Cycle Tracking

Understanding Your Menstrual Cycle: A Fertility-Focused Breakdown

📚 10 min read📅 June 2026💛 Medically reviewed

Your cycle has two halves separated by ovulation. The first half (follicular phase) grows an egg and is variable in length. The second half (luteal phase) prepares for pregnancy and is relatively fixed at 12–16 days. Understanding these phases helps you identify when you're fertile, when to test, and what's normal versus what needs investigation.

Phase 1: Follicular Phase (Day 1 Through Ovulation)
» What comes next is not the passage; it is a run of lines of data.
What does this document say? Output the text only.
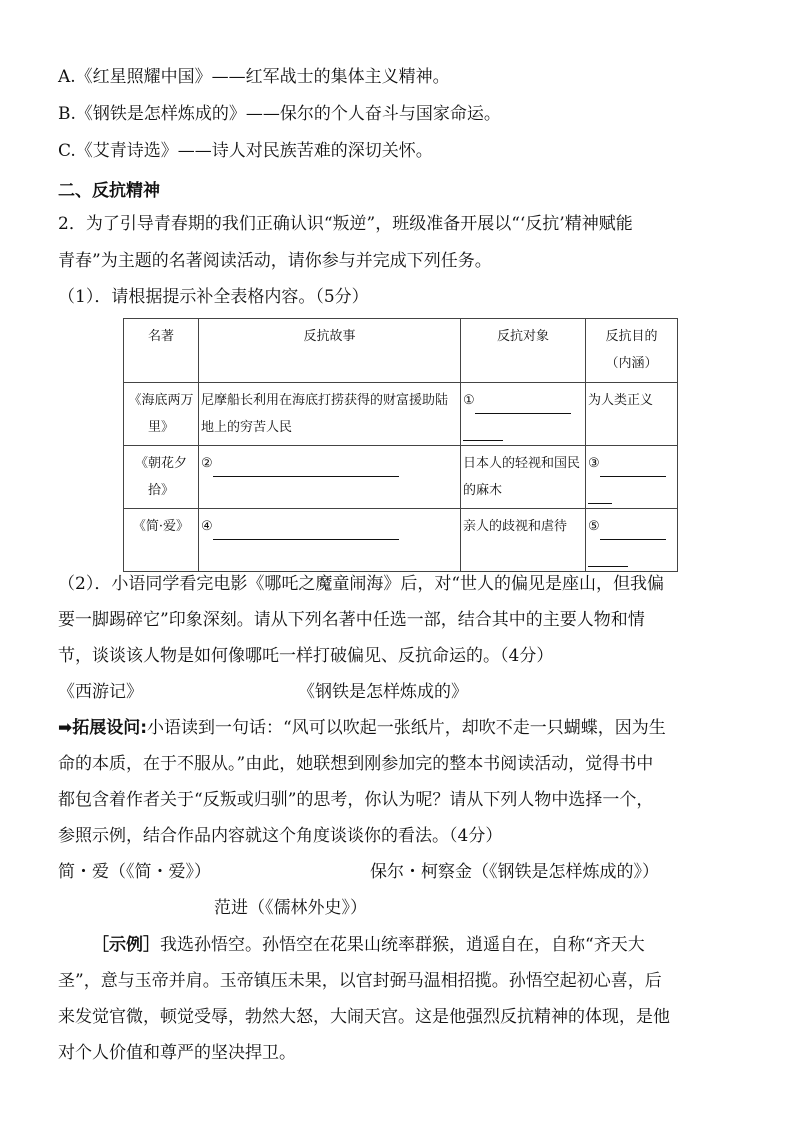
A.《红星照耀中国》——红军战士的集体主义精神。
B.《钢铁是怎样炼成的》——保尔的个人奋斗与国家命运。
C.《艾青诗选》——诗人对民族苦难的深切关怀。
二、反抗精神
2．为了引导青春期的我们正确认识“叛逆”，班级准备开展以“‘反抗’精神赋能
青春”为主题的名著阅读活动，请你参与并完成下列任务。
（1）．请根据提示补全表格内容。（5分）
名著	反抗故事	反抗对象	反抗目的
（内涵）
《海底两万里》	尼摩船长利用在海底打捞获得的财富援助陆地上的穷苦人民	①	为人类正义
《朝花夕拾》	②	日本人的轻视和国民的麻木	③

《简·爱》	④	亲人的歧视和虐待	⑤

（2）．小语同学看完电影《哪吒之魔童闹海》后，对“世人的偏见是座山，但我偏
要一脚踢碎它”印象深刻。请从下列名著中任选一部，结合其中的主要人物和情
节，谈谈该人物是如何像哪吒一样打破偏见、反抗命运的。（4分）
《西游记》	《钢铁是怎样炼成的》
➡拓展设问:小语读到一句话：“风可以吹起一张纸片，却吹不走一只蝴蝶，因为生
命的本质，在于不服从。”由此，她联想到刚参加完的整本书阅读活动，觉得书中
都包含着作者关于“反叛或归驯”的思考，你认为呢？请从下列人物中选择一个，
参照示例，结合作品内容就这个角度谈谈你的看法。（4分）
简・爱（《简・爱》）	保尔・柯察金（《钢铁是怎样炼成的》）
范进（《儒林外史》）
［示例］我选孙悟空。孙悟空在花果山统率群猴，逍遥自在，自称“齐天大
圣”，意与玉帝并肩。玉帝镇压未果，以官封弼马温相招揽。孙悟空起初心喜，后
来发觉官微，顿觉受辱，勃然大怒，大闹天宫。这是他强烈反抗精神的体现，是他
对个人价值和尊严的坚决捍卫。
Day 1 is the first day of your period (full flow, not spotting). Your body starts with a clean slate: estrogen and progesterone are both low. The pituitary gland releases FSH, which tells your ovaries to start developing follicles — small fluid-filled sacs, each containing an immature egg.

Multiple follicles begin growing, but usually only one becomes “dominant” and continues to maturity. The rest die off (this happens every cycle, regardless of whether you're on birth control or not). The dominant follicle produces increasing amounts of estrogen as it grows, which causes the uterine lining to thicken and cervical mucus to change from dry/sticky to wet/stretchy.
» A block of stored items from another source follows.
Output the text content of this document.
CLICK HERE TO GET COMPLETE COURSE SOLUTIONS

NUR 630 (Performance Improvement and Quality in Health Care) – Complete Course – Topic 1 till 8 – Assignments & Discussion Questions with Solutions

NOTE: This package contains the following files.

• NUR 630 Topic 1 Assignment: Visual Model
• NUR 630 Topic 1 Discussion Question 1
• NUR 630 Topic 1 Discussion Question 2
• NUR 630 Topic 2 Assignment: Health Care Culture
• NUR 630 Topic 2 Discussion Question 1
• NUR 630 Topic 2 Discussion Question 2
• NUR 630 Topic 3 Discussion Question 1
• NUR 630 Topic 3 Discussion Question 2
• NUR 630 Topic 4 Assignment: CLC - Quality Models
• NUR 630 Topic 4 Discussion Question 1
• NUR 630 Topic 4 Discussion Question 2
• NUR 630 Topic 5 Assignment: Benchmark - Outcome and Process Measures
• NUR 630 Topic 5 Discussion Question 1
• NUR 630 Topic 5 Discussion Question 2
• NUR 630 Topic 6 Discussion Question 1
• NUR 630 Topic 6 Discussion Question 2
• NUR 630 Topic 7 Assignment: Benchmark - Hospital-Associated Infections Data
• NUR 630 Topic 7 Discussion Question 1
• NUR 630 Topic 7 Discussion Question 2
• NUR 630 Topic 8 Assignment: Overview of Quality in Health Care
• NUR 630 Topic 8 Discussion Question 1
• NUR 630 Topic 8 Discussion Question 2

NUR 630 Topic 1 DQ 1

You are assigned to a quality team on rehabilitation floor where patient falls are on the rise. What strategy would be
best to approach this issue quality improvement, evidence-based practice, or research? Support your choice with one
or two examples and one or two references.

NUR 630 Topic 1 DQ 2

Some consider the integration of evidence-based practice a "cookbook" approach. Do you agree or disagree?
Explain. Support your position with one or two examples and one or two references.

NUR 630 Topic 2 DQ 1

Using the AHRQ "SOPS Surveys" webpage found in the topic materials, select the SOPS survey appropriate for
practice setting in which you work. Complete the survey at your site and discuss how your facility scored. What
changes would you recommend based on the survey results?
This phase varies in length — it can be 10 days in a short cycle or 20+ days in a long one. This variability is why cycle length varies from month to month and why “day 14” ovulation is a myth for many women.

The Main Event: Ovulation

When the dominant follicle is mature (~18–22 mm), the high estrogen level triggers a surge of LH from the pituitary. This LH surge is what OPKs detect. About 24–36 hours after the surge begins, the follicle ruptures and releases the egg into the fallopian tube. The egg is viable for only 12–24 hours.

Phase 2: Luteal Phase (Ovulation Through Period)
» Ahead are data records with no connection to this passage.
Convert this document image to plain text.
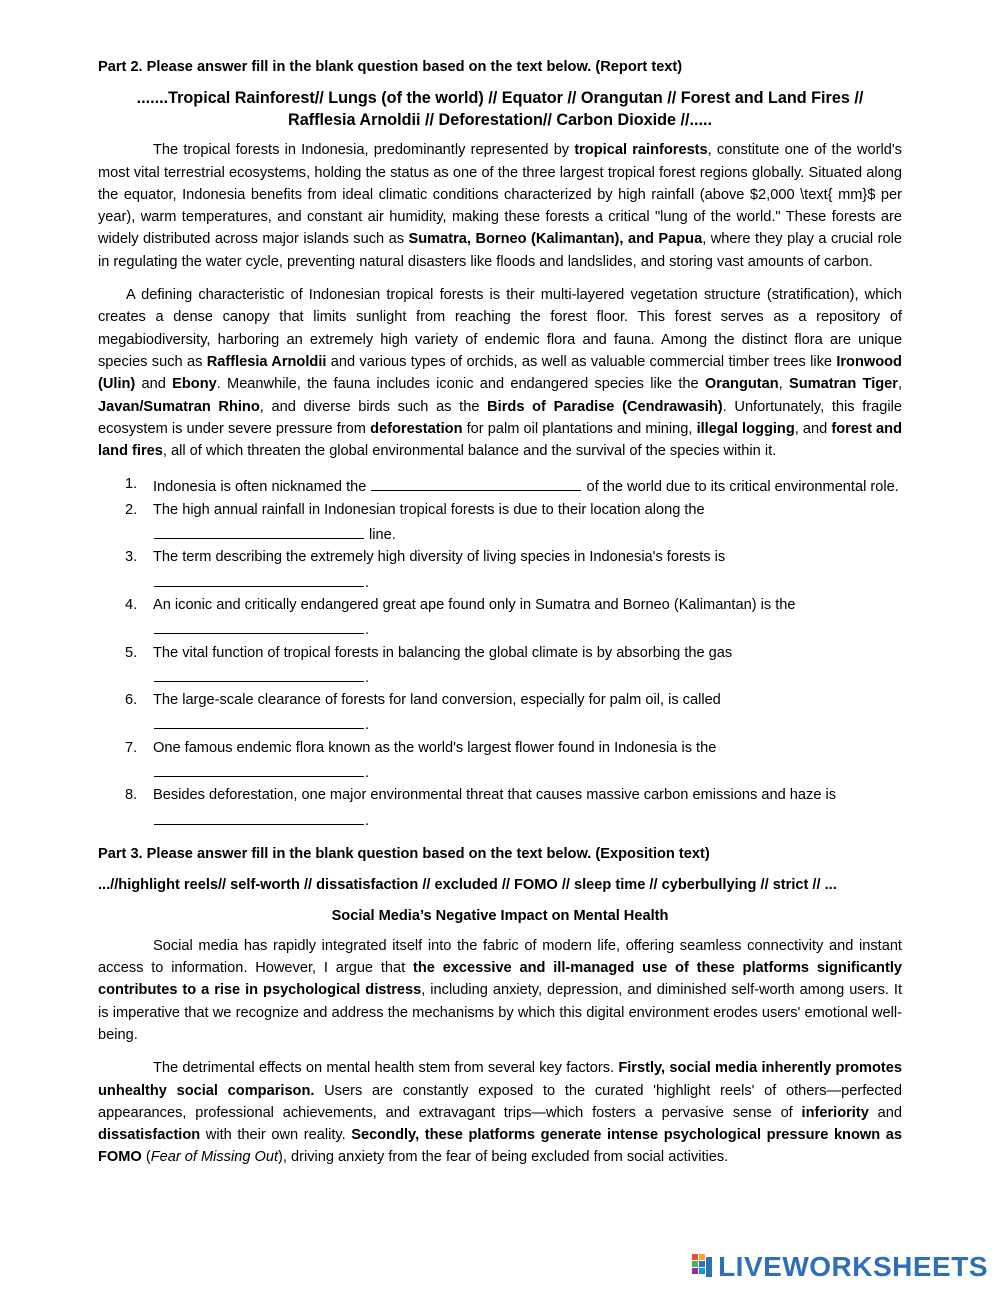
Part 2. Please answer fill in the blank question based on the text below. (Report text)
.......Tropical Rainforest// Lungs (of the world) // Equator // Orangutan // Forest and Land Fires //
Rafflesia Arnoldii // Deforestation// Carbon Dioxide //.....

The tropical forests in Indonesia, predominantly represented by tropical rainforests, constitute one of the world's most vital terrestrial ecosystems, holding the status as one of the three largest tropical forest regions globally. Situated along the equator, Indonesia benefits from ideal climatic conditions characterized by high rainfall (above $2,000 \text{ mm}$ per year), warm temperatures, and constant air humidity, making these forests a critical "lung of the world." These forests are widely distributed across major islands such as Sumatra, Borneo (Kalimantan), and Papua, where they play a crucial role in regulating the water cycle, preventing natural disasters like floods and landslides, and storing vast amounts of carbon.

A defining characteristic of Indonesian tropical forests is their multi-layered vegetation structure (stratification), which creates a dense canopy that limits sunlight from reaching the forest floor. This forest serves as a repository of megabiodiversity, harboring an extremely high variety of endemic flora and fauna. Among the distinct flora are unique species such as Rafflesia Arnoldii and various types of orchids, as well as valuable commercial timber trees like Ironwood (Ulin) and Ebony. Meanwhile, the fauna includes iconic and endangered species like the Orangutan, Sumatran Tiger, Javan/Sumatran Rhino, and diverse birds such as the Birds of Paradise (Cendrawasih). Unfortunately, this fragile ecosystem is under severe pressure from deforestation for palm oil plantations and mining, illegal logging, and forest and land fires, all of which threaten the global environmental balance and the survival of the species within it.

1. Indonesia is often nicknamed the	of the world due to its critical environmental role.
2. The high annual rainfall in Indonesian tropical forests is due to their location along the
line.
3. The term describing the extremely high diversity of living species in Indonesia's forests is
.
4. An iconic and critically endangered great ape found only in Sumatra and Borneo (Kalimantan) is the
.
5. The vital function of tropical forests in balancing the global climate is by absorbing the gas
.
6. The large-scale clearance of forests for land conversion, especially for palm oil, is called
.
7. One famous endemic flora known as the world's largest flower found in Indonesia is the
.
8. Besides deforestation, one major environmental threat that causes massive carbon emissions and haze is
.
Part 3. Please answer fill in the blank question based on the text below. (Exposition text)
...//highlight reels// self-worth // dissatisfaction // excluded // FOMO // sleep time // cyberbullying // strict // ...
Social Media’s Negative Impact on Mental Health

Social media has rapidly integrated itself into the fabric of modern life, offering seamless connectivity and instant access to information. However, I argue that the excessive and ill-managed use of these platforms significantly contributes to a rise in psychological distress, including anxiety, depression, and diminished self-worth among users. It is imperative that we recognize and address the mechanisms by which this digital environment erodes users' emotional well-being.

The detrimental effects on mental health stem from several key factors. Firstly, social media inherently promotes unhealthy social comparison. Users are constantly exposed to the curated 'highlight reels' of others—perfected appearances, professional achievements, and extravagant trips—which fosters a pervasive sense of inferiority and dissatisfaction with their own reality. Secondly, these platforms generate intense psychological pressure known as FOMO (Fear of Missing Out), driving anxiety from the fear of being excluded from social activities.

LIVEWORKSHEETS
The collapsed follicle becomes the corpus luteum, which produces progesterone. Progesterone transforms the uterine lining from a growing surface into a receptive, nutrient-rich environment ready for an embryo. It also raises your basal body temperature by 0.2–0.5°C — which is how BBT charting confirms ovulation.

If an embryo implants (typically 8–10 days after ovulation), it produces hCG, which signals the corpus luteum to keep producing progesterone. If no implantation occurs, the corpus luteum degrades after about 12–16 days, progesterone drops, the lining sheds, and your period begins. The cycle resets.